The evaluation of a shunt malfunction is first and foremost a complete history and physical examination including a funduscopic examination. The Image Gently campaign has emphasized the importance of reconsidering the need for radiation as well as altering the type of radiation performed, particularly in children (13). Children with ventriculoperitoneal shunts are at risk of developing malignancies at a later date if the exposure to diagnostic radiation is not carefully considered with every evaluation (26). There are studies to support not performing a routine shunt series in every child with a possible shunt malfunction unless there is clinical evidence to suggest a break. In a retrospective longitudinal cohort analysis performed by Antonucci and colleagues, most CT scans obtained in the cohort were not followed by surgical intervention (03). If available, rapid sequence MRI can be used to assess the ventricular size. The advantage of rsMRI is that there is no radiation and it does not require sedation as it can be performed in less than 1 minute. If that modality is not available, consideration of a low-dose CT would be another option for minimizing radiation exposure. In the child with an open fontanelle, ultrasound is effective. In any event, careful consideration should be given to ordering diagnostic radiation in these patients. The routine of ordering a shunt series and a CT scan on all cases, often even prior to notifying the neurosurgeon, must be stopped.

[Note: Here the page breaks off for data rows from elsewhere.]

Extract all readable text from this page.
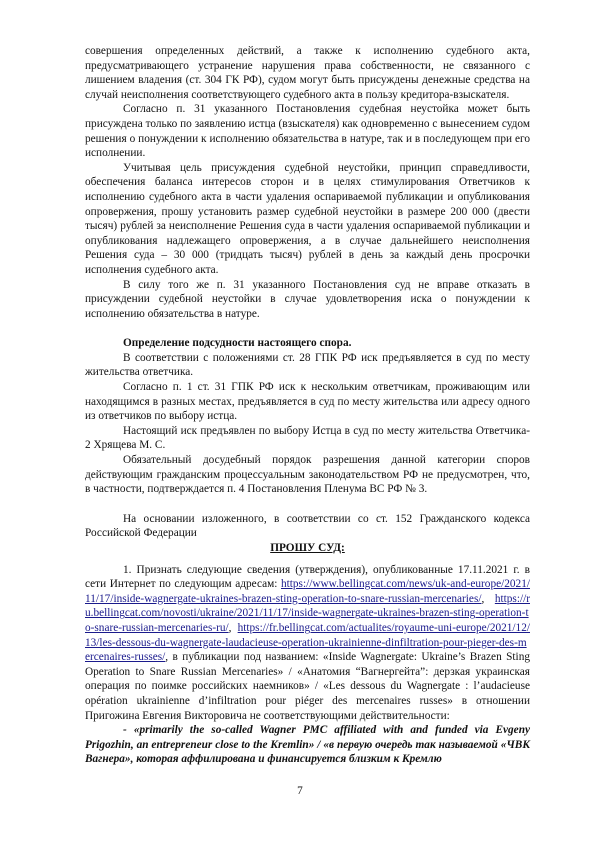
совершения определенных действий, а также к исполнению судебного акта, предусматривающего устранение нарушения права собственности, не связанного с лишением владения (ст. 304 ГК РФ), судом могут быть присуждены денежные средства на случай неисполнения соответствующего судебного акта в пользу кредитора-взыскателя.

Согласно п. 31 указанного Постановления судебная неустойка может быть присуждена только по заявлению истца (взыскателя) как одновременно с вынесением судом решения о понуждении к исполнению обязательства в натуре, так и в последующем при его исполнении.

Учитывая цель присуждения судебной неустойки, принцип справедливости, обеспечения баланса интересов сторон и в целях стимулирования Ответчиков к исполнению судебного акта в части удаления оспариваемой публикации и опубликования опровержения, прошу установить размер судебной неустойки в размере 200 000 (двести тысяч) рублей за неисполнение Решения суда в части удаления оспариваемой публикации и опубликования надлежащего опровержения, а в случае дальнейшего неисполнения Решения суда – 30 000 (тридцать тысяч) рублей в день за каждый день просрочки исполнения судебного акта.

В силу того же п. 31 указанного Постановления суд не вправе отказать в присуждении судебной неустойки в случае удовлетворения иска о понуждении к исполнению обязательства в натуре.

Определение подсудности настоящего спора.

В соответствии с положениями ст. 28 ГПК РФ иск предъявляется в суд по месту жительства ответчика.

Согласно п. 1 ст. 31 ГПК РФ иск к нескольким ответчикам, проживающим или находящимся в разных местах, предъявляется в суд по месту жительства или адресу одного из ответчиков по выбору истца.

Настоящий иск предъявлен по выбору Истца в суд по месту жительства Ответчика- 2 Хрящева М. С.

Обязательный досудебный порядок разрешения данной категории споров действующим гражданским процессуальным законодательством РФ не предусмотрен, что, в частности, подтверждается п. 4 Постановления Пленума ВС РФ № 3.

На основании изложенного, в соответствии со ст. 152 Гражданского кодекса Российской Федерации

ПРОШУ СУД:

1. Признать следующие сведения (утверждения), опубликованные 17.11.2021 г. в сети Интернет по следующим адресам: https://www.bellingcat.com/news/uk-and-europe/2021/11/17/inside-wagnergate-ukraines-brazen-sting-operation-to-snare-russian-mercenaries/, https://ru.bellingcat.com/novosti/ukraine/2021/11/17/inside-wagnergate-ukraines-brazen-sting-operation-to-snare-russian-mercenaries-ru/, https://fr.bellingcat.com/actualites/royaume-uni-europe/2021/12/13/les-dessous-du-wagnergate-laudacieuse-operation-ukrainienne-dinfiltration-pour-pieger-des-mercenaires-russes/, в публикации под названием: «Inside Wagnergate: Ukraine’s Brazen Sting Operation to Snare Russian Mercenaries» / «Анатомия “Вагнергейта”: дерзкая украинская операция по поимке российских наемников» / «Les dessous du Wagnergate : l’audacieuse opération ukrainienne d’infiltration pour piéger des mercenaires russes» в отношении Пригожина Евгения Викторовича не соответствующими действительности:

- «primarily the so-called Wagner PMC affiliated with and funded via Evgeny Prigozhin, an entrepreneur close to the Kremlin» / «в первую очередь так называемой «ЧВК Вагнера», которая аффилирована и финансируется близким к Кремлю

7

One publication describes the use of cerebral regional oxygen saturation monitoring in the assessment of pediatric shunt patients. This technology has been used most commonly for the intraoperative monitoring of children undergoing repair of congenital heart disease. The advantage is that it is a noninvasive, easy-to-apply technology that gives instantaneous readings. The researchers found that in the setting of malfunctioning shunts, there was an asymmetrical hemispheric cerebral regional oxygen saturation, and greater changes in regional oxygen saturation occur for distal versus proximal shunt malfunction (01). Although this methodology requires more study, it potentially provides another noninvasive and safe technique for the evaluation of shunt malfunction.
In shunted adult patients with a diagnosis of normal pressure hydrocephalus, a technique of using noninvasive auditory tests (as currently used for universal neonatal hearing screenings) for the diagnosis of cerebrospinal fluid shunt malfunction was described by Sakka and colleagues (31). Additionally, ultrasound-based measurements to characterize the movement of flow through the shunt-valve interface in response to CSF flow has been shown to be another potential mode of noninvasive testing for shunt malfunction (04).